There’s no doubt that Sacramento is experiencing immense challenges. The number of people living on the city’s streets has exploded in recent years. Sprawling encampments have led to numerous public health and safety issues. The city also has a rat problem.
But does Sactown really deserve the title of California’s dirtiest city?
Not so fast.
HouseFresh based its rankings on the number of calls to the government services hotline, 311. The researchers found the city had received more than 34,000 311 requests related to sanitation over a one-year period. That’s a lot!
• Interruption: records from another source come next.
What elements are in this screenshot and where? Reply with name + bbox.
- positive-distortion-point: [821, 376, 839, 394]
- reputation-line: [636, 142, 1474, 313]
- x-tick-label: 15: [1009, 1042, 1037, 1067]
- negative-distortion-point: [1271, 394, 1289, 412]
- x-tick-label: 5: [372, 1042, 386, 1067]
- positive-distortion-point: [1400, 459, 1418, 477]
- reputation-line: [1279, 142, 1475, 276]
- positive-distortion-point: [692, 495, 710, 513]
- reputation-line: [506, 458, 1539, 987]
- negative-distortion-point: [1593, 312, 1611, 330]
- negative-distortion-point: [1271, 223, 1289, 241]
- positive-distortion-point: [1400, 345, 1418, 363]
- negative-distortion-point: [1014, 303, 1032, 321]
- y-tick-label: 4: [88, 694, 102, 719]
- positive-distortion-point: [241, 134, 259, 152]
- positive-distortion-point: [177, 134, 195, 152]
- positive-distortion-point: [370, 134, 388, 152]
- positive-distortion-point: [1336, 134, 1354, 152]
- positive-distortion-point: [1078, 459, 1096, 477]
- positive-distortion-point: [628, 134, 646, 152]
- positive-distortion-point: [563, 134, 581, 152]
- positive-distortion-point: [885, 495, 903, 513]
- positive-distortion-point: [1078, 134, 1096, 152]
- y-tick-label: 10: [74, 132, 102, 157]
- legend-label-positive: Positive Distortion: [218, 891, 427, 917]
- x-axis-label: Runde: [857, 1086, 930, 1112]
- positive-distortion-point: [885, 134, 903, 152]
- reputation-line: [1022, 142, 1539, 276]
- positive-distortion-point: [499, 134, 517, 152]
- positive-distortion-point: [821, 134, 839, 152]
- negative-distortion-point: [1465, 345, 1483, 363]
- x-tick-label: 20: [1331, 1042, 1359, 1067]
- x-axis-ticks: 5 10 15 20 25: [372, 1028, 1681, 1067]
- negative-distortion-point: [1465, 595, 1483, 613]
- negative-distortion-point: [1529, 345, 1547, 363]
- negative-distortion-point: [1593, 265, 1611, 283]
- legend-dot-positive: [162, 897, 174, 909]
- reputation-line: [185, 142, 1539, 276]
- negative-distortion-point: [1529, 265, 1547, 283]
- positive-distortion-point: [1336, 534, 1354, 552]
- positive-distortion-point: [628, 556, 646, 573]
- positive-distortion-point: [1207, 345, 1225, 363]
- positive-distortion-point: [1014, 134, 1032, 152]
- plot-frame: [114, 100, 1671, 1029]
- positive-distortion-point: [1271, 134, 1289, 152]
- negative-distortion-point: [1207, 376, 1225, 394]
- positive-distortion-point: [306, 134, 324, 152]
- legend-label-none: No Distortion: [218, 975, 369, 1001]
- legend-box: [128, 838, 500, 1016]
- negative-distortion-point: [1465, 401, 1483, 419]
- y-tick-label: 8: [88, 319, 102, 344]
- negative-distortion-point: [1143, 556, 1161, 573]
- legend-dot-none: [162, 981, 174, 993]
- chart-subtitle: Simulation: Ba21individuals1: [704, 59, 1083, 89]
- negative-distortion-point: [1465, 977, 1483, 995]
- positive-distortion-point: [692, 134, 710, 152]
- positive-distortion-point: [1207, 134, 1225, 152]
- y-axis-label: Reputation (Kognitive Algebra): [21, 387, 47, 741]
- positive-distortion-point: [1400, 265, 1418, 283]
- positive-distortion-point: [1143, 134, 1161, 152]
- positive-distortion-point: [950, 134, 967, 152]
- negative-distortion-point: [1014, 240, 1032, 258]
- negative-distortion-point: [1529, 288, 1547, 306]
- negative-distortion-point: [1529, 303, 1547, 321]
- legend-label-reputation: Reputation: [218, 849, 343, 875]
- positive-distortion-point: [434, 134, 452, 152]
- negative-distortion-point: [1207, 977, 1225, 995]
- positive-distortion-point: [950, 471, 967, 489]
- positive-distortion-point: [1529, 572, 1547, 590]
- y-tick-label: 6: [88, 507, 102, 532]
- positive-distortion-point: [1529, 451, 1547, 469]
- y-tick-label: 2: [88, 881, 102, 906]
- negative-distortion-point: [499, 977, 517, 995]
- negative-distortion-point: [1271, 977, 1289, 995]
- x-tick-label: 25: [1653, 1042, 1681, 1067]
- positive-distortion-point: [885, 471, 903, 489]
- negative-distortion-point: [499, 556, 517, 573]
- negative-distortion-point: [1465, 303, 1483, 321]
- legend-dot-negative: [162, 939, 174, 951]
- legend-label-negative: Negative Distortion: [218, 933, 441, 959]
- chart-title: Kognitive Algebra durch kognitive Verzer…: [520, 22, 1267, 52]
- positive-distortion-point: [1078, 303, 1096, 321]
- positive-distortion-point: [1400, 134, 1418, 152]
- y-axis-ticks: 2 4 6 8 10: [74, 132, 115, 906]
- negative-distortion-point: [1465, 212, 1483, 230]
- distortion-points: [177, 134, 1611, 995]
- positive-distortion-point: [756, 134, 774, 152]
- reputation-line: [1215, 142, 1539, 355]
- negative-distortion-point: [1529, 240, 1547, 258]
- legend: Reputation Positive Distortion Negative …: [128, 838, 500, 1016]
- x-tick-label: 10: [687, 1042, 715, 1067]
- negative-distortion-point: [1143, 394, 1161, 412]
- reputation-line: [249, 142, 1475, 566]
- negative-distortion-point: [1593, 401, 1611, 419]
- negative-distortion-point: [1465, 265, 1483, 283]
When gleaning info from 311 calls, though, it’s just as important to consider who calls 311 as why. 311 requests have long been used as a measure of political engagement. In fact, a study from 2016 found that 311 call volume is positively correlated with political campaign donations. It should be noted that Sacramento has one of the highest concentrations of government workers in the state.
Studies have also shown that 311 use varies widely according to social and racial demographics. For instance, areas with high concentrations of first-generation immigrants are less likely to use the service.
Bottom line: this methodology is flawed. Sacramento may not actually be the state’s dirtiest city. Or maybe it is, who knows. If you’re bothered by it, do your part by participating in this year’s Great American River Clean-Up. It’s taking place Saturday, September 23 at 9 a.m.